Complicated existential sovereignty issues aside for the first two groups of people, the attitude stems in part from a paranoia borne of insecurity. It’s hard to miss the vibe of “we look alike but we’re not like them!” that emanates from East Asian expatriates, myself included.
This understandably rubs locals the wrong way, especially middle-class Chinese who are as well-educated and ambitious as we are.
Recently, I met a Singaporean around my age who was in China for work. His first question was “How do you take it ar?”
His “it” encompassed the air pollution, the teeming humanity, the ever-present possibility of poisonous food and water, the lack of respite from raised voices and sharp elbows.
I would be lying if I said I didn’t have days when the China-ness of it all overwhelms me and I feel my entire being contort into a thumbed nose or a curled upper lip.
But the longer I spent in Beijing, the more I can’t help but feel that time is on their side, and we are like those uppity British settlers sputtering condescension as our empires crumble into irrelevance.

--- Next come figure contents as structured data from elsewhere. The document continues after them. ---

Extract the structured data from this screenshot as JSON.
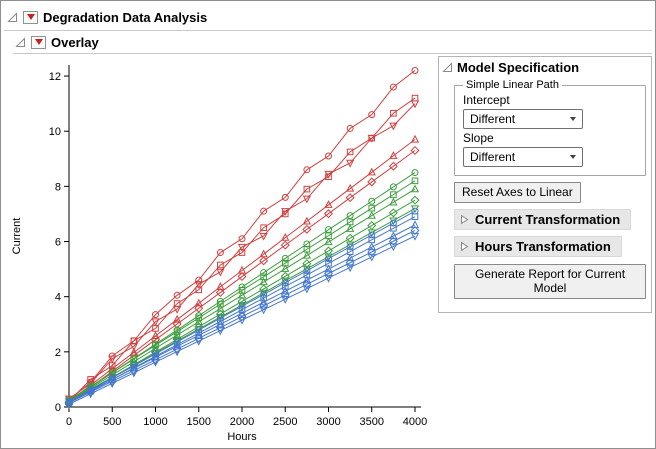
{
  "headers": {
    "main": "Degradation Data Analysis",
    "overlay": "Overlay"
  },
  "colors": {
    "red_triangle_menu": "#CC1F1F",
    "series_red": "#D23F3F",
    "series_green": "#3E9E3E",
    "series_blue": "#4477CC"
  },
  "chart_data": {
    "type": "line",
    "title": "",
    "xlabel": "Hours",
    "ylabel": "Current",
    "xlim": [
      0,
      4000
    ],
    "ylim": [
      0,
      12
    ],
    "xticks": [
      0,
      500,
      1000,
      1500,
      2000,
      2500,
      3000,
      3500,
      4000
    ],
    "yticks": [
      0,
      2,
      4,
      6,
      8,
      10,
      12
    ],
    "grid": false,
    "legend": "none",
    "x": [
      0,
      250,
      500,
      750,
      1000,
      1250,
      1500,
      1750,
      2000,
      2250,
      2500,
      2750,
      3000,
      3250,
      3500,
      3750,
      4000
    ],
    "series": [
      {
        "id": "red-1",
        "color": "#D23F3F",
        "marker": "circle",
        "values": [
          0.25,
          0.9,
          1.85,
          2.4,
          3.35,
          4.05,
          4.6,
          5.6,
          6.1,
          7.1,
          7.6,
          8.6,
          9.1,
          10.1,
          10.6,
          11.6,
          12.2
        ]
      },
      {
        "id": "red-2",
        "color": "#D23F3F",
        "marker": "square",
        "values": [
          0.2,
          1.0,
          1.5,
          2.4,
          2.85,
          3.75,
          4.25,
          5.15,
          5.6,
          6.5,
          7.0,
          7.9,
          8.35,
          9.25,
          9.75,
          10.65,
          11.2
        ]
      },
      {
        "id": "red-3",
        "color": "#D23F3F",
        "marker": "triangle-down",
        "values": [
          0.3,
          0.85,
          1.75,
          2.2,
          3.1,
          3.55,
          4.45,
          4.9,
          5.8,
          6.2,
          7.1,
          7.55,
          8.45,
          8.85,
          9.75,
          10.2,
          11.0
        ]
      },
      {
        "id": "red-4",
        "color": "#D23F3F",
        "marker": "triangle",
        "values": [
          0.2,
          0.79,
          1.39,
          1.98,
          2.58,
          3.17,
          3.76,
          4.36,
          4.95,
          5.54,
          6.14,
          6.73,
          7.33,
          7.92,
          8.51,
          9.11,
          9.7
        ]
      },
      {
        "id": "red-5",
        "color": "#D23F3F",
        "marker": "diamond",
        "values": [
          0.15,
          0.72,
          1.29,
          1.87,
          2.44,
          3.01,
          3.58,
          4.15,
          4.73,
          5.3,
          5.87,
          6.44,
          7.01,
          7.59,
          8.16,
          8.73,
          9.3
        ]
      },
      {
        "id": "green-1",
        "color": "#3E9E3E",
        "marker": "circle",
        "values": [
          0.2,
          0.72,
          1.24,
          1.76,
          2.28,
          2.79,
          3.31,
          3.83,
          4.35,
          4.87,
          5.39,
          5.91,
          6.43,
          6.94,
          7.46,
          7.98,
          8.5
        ]
      },
      {
        "id": "green-2",
        "color": "#3E9E3E",
        "marker": "square",
        "values": [
          0.25,
          0.75,
          1.24,
          1.74,
          2.24,
          2.73,
          3.23,
          3.73,
          4.23,
          4.72,
          5.22,
          5.72,
          6.21,
          6.71,
          7.21,
          7.7,
          8.2
        ]
      },
      {
        "id": "green-3",
        "color": "#3E9E3E",
        "marker": "triangle",
        "values": [
          0.2,
          0.68,
          1.16,
          1.64,
          2.13,
          2.61,
          3.09,
          3.57,
          4.05,
          4.53,
          5.01,
          5.49,
          5.98,
          6.46,
          6.94,
          7.42,
          7.9
        ]
      },
      {
        "id": "green-4",
        "color": "#3E9E3E",
        "marker": "diamond",
        "values": [
          0.15,
          0.61,
          1.07,
          1.53,
          1.99,
          2.45,
          2.91,
          3.37,
          3.83,
          4.28,
          4.74,
          5.2,
          5.66,
          6.12,
          6.58,
          7.04,
          7.5
        ]
      },
      {
        "id": "green-5",
        "color": "#3E9E3E",
        "marker": "triangle-down",
        "values": [
          0.2,
          0.64,
          1.08,
          1.51,
          1.95,
          2.39,
          2.83,
          3.26,
          3.7,
          4.14,
          4.58,
          5.01,
          5.45,
          5.89,
          6.33,
          6.76,
          7.2
        ]
      },
      {
        "id": "blue-1",
        "color": "#4477CC",
        "marker": "circle",
        "values": [
          0.2,
          0.63,
          1.06,
          1.49,
          1.93,
          2.36,
          2.79,
          3.22,
          3.65,
          4.08,
          4.51,
          4.94,
          5.38,
          5.81,
          6.24,
          6.67,
          7.1
        ]
      },
      {
        "id": "blue-2",
        "color": "#4477CC",
        "marker": "square",
        "values": [
          0.15,
          0.57,
          0.99,
          1.42,
          1.84,
          2.26,
          2.68,
          3.1,
          3.53,
          3.95,
          4.37,
          4.79,
          5.21,
          5.63,
          6.06,
          6.48,
          6.9
        ]
      },
      {
        "id": "blue-3",
        "color": "#4477CC",
        "marker": "triangle",
        "values": [
          0.2,
          0.6,
          1.0,
          1.4,
          1.8,
          2.2,
          2.6,
          3.0,
          3.4,
          3.8,
          4.2,
          4.6,
          5.0,
          5.4,
          5.8,
          6.2,
          6.6
        ]
      },
      {
        "id": "blue-4",
        "color": "#4477CC",
        "marker": "diamond",
        "values": [
          0.15,
          0.54,
          0.93,
          1.32,
          1.71,
          2.1,
          2.49,
          2.88,
          3.28,
          3.67,
          4.06,
          4.45,
          4.84,
          5.23,
          5.62,
          6.01,
          6.4
        ]
      },
      {
        "id": "blue-5",
        "color": "#4477CC",
        "marker": "triangle-down",
        "values": [
          0.1,
          0.48,
          0.86,
          1.24,
          1.63,
          2.01,
          2.39,
          2.77,
          3.15,
          3.53,
          3.91,
          4.29,
          4.68,
          5.06,
          5.44,
          5.82,
          6.2
        ]
      }
    ]
  },
  "model_specification": {
    "title": "Model Specification",
    "group_title": "Simple Linear Path",
    "intercept_label": "Intercept",
    "intercept_value": "Different",
    "slope_label": "Slope",
    "slope_value": "Different",
    "reset_button": "Reset Axes to Linear",
    "current_transformation": "Current Transformation",
    "hours_transformation": "Hours Transformation",
    "generate_button": "Generate Report for Current Model"
  }
}
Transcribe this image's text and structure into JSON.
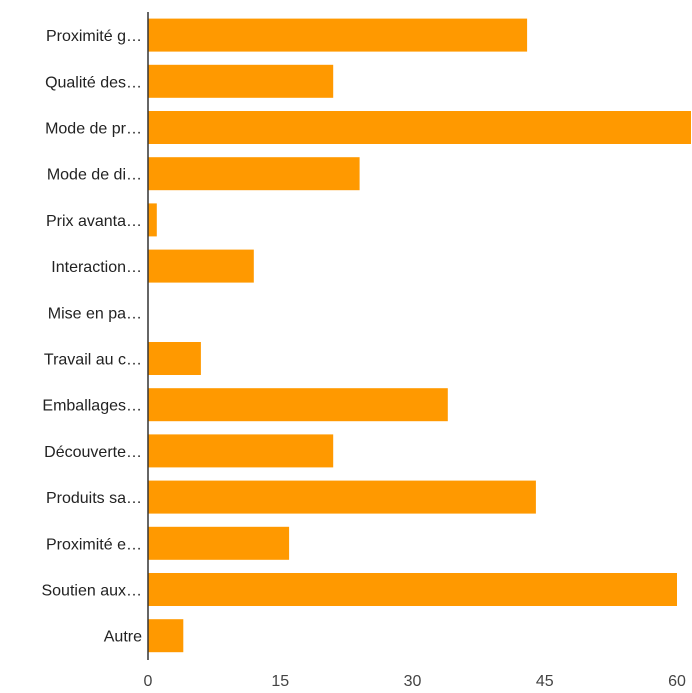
{
  "chart_data": {
    "type": "bar",
    "orientation": "horizontal",
    "categories": [
      "Proximité g…",
      "Qualité des…",
      "Mode de pr…",
      "Mode de di…",
      "Prix avanta…",
      "Interaction…",
      "Mise en pa…",
      "Travail au c…",
      "Emballages…",
      "Découverte…",
      "Produits sa…",
      "Proximité e…",
      "Soutien aux…",
      "Autre"
    ],
    "values": [
      43,
      21,
      62,
      24,
      1,
      12,
      0,
      6,
      34,
      21,
      44,
      16,
      60,
      4
    ],
    "xlim": [
      0,
      60
    ],
    "xticks": [
      0,
      15,
      30,
      45,
      60
    ],
    "xtick_labels": [
      "0",
      "15",
      "30",
      "45",
      "60"
    ],
    "title": "",
    "xlabel": "",
    "ylabel": "",
    "grid": false,
    "legend": "none",
    "colors": {
      "bar": "#ff9900",
      "axis": "#333333",
      "text": "#222222"
    }
  }
}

Unlike in Singapore, the Chinese sense of self is not intertwined with connectedness or openness to the outside world. And as China’s confidence grows, so does the sense that we need them more than they need us, a humbling reality that does not seem to hold true for expatriates in Singapore.
It’s already starting to turn. Just a few months ago, the Chinese authorities abruptly raised the barrier for foreigners teaching English in China - the last vestige of the B-list angmoh in Asia. Those who want such visas now have to have a significant number of years of teaching experience and hold international qualifications.
This high hurdle to entry is only going to spread across sectors.
One day, the question won’t be “how do you take it ar?” but “how can you not?”.
And we would long for bygone days when there was an A-yi who arranged your underwear drawer and a man who came in twice a week to water your plants.